Alwaght- Russian presidential candidate and incumbent head of state Vladimir Putin cast his vote in Sunday’s presidential election in an election held across 11 time zones.
Putin visited ballot station number 2151 in the Russian Academy of Sciences on Moscow’s Kosygina Street.
The Russian leader cast his vote at this ballot station during the presidential election on March 4, 2012.
Several dozens of Russian and foreign journalists gathered in the hall of the Academy of Sciences. Observers from parties and candidates monitor the process.
Vladimir Putin said he will consider successful any percentage of votes allowing him to fulfill presidential duties. "Any [percentage] that allows fulfilling presidential duties," Putin said when asked which percentage of votes he would consider as successful.
Putin stressed: "I’m sure that the program which I suggest for the country is right."
Later Putin had a brief meeting with mass media representatives. "I will have several meetings with workers today," he said.
Russians are casting their ballots in the presidential election, as polls opened from the Far East region of Kamchatka to the western exclave of Kaliningrad. Eight candidates are vying for the post of president.

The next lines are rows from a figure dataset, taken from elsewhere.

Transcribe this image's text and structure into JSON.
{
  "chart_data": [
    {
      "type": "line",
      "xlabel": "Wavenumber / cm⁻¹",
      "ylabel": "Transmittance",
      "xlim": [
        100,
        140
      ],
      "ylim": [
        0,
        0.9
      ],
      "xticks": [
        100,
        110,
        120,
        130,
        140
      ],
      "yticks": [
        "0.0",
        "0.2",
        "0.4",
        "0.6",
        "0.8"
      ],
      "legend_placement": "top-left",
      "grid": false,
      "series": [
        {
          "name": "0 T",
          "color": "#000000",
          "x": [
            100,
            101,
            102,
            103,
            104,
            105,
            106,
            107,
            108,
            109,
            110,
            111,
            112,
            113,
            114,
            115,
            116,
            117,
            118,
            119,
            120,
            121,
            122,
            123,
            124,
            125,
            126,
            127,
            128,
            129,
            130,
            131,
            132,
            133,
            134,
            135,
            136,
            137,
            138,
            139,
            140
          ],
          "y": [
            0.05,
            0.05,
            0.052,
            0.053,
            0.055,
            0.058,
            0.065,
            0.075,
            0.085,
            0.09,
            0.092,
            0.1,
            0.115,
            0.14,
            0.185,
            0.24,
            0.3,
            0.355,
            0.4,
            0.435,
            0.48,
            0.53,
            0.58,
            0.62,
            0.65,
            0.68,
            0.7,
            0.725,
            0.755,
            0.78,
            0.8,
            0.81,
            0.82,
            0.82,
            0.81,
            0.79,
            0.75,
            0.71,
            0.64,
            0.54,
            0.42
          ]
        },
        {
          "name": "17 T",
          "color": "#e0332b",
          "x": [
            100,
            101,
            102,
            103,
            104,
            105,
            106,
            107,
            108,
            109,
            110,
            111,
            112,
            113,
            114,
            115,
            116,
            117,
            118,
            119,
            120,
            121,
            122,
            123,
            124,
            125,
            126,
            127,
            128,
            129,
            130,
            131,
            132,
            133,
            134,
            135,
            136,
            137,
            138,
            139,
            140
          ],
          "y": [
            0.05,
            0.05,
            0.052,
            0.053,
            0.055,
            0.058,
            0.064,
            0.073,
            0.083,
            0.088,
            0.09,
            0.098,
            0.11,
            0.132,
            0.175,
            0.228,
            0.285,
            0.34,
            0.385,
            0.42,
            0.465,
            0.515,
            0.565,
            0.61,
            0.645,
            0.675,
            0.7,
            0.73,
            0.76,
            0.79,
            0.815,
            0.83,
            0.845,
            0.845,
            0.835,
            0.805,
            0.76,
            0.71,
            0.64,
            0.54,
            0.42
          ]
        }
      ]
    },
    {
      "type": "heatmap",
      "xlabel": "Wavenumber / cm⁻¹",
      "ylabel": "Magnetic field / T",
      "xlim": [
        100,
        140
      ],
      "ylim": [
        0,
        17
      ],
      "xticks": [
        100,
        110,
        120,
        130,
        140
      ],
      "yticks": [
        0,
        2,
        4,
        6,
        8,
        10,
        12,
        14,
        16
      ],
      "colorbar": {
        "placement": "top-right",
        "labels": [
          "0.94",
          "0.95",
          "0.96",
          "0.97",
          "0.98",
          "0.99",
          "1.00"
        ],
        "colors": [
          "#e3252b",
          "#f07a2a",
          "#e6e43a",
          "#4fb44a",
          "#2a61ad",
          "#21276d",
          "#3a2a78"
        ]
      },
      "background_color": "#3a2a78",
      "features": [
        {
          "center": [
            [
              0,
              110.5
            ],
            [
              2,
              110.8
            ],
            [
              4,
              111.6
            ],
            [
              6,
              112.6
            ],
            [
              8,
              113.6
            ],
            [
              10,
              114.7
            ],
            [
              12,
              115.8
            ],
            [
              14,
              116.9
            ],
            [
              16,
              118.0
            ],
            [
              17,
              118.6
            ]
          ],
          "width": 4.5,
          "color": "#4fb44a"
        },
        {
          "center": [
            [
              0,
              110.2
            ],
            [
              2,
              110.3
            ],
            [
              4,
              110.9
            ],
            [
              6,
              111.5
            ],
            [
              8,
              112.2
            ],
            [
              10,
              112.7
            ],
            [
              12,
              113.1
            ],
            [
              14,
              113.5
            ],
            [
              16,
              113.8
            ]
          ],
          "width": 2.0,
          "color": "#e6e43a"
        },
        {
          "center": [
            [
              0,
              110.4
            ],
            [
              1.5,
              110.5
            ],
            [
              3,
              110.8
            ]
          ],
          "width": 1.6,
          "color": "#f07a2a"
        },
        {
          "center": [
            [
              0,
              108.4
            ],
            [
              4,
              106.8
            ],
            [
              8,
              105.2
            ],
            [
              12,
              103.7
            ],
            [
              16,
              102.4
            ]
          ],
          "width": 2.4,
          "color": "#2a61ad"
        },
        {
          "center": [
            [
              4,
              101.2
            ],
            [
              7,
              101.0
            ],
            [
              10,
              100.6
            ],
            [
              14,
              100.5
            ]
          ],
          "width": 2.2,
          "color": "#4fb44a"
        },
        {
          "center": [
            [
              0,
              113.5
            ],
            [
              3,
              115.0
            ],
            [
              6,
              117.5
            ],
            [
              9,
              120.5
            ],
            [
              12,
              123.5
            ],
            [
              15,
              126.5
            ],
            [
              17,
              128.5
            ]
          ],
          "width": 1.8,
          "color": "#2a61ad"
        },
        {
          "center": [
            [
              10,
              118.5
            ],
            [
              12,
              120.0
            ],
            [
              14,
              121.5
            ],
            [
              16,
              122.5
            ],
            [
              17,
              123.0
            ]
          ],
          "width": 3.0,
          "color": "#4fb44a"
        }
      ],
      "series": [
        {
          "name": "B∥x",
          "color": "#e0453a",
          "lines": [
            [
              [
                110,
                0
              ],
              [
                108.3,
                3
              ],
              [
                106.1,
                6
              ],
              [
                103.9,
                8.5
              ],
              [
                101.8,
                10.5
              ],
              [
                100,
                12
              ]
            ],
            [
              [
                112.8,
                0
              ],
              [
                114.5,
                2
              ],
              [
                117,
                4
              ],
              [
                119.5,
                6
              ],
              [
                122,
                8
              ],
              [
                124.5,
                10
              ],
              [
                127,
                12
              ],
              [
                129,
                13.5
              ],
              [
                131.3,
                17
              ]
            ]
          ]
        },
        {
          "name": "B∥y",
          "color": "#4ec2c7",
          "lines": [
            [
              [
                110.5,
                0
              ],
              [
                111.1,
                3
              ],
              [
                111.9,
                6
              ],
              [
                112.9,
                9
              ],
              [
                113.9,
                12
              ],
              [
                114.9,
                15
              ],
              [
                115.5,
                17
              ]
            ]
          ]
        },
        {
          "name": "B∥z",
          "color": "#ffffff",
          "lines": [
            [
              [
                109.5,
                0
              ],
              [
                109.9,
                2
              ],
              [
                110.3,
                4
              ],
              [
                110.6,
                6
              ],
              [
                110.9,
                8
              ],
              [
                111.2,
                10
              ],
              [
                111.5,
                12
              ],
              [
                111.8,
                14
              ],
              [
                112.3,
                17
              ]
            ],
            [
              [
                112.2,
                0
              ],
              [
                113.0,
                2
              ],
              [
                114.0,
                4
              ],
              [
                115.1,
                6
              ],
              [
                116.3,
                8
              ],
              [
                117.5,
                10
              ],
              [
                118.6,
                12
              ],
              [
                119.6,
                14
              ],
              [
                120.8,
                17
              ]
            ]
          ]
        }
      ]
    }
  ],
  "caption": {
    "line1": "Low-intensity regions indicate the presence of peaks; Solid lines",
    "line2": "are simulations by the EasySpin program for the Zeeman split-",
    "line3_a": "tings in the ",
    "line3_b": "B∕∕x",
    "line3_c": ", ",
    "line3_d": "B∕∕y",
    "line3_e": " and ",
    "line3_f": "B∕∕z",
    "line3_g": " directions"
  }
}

The vote will last for a total of 22 hours, as Russians across all the country’s 11 time zones, spanning from Kamchatka and Chukotka in the East to the westernmost enclave of Kaliningrad, will be heading to polls on Sunday.
First polling stations welcomed early voters at 8:00 am local time [20:00 GMT] on Saturday in Kamchatka and Chukotka regions, followed by the island of Sakhalin an hour later. In Moscow, the voting started nine hours later, at 5:00 am GMT, and will proceed until the polls close at 8:00 pm [17:00 GMT].
The incumbent Putin, who is running as an independent, the Communist Party candidate Pavel Grudinin, the liberal Yabloko party candidate Grigory Yavlinsky, Liberal Democratic Party of Russia candidate Vladimir Zhirinovsky, Russian All-People's Union candidate Sergey Baburin, Maksim Suraykin from the Communists of Russia, and Civic Initative’s Ksenia Sobchak have all cast their votes at polling stations in Moscow. Boris Titov, the Party of Growth candidate, voted along with his family in the village of Abrau-Durso in the southern Krasnodar region.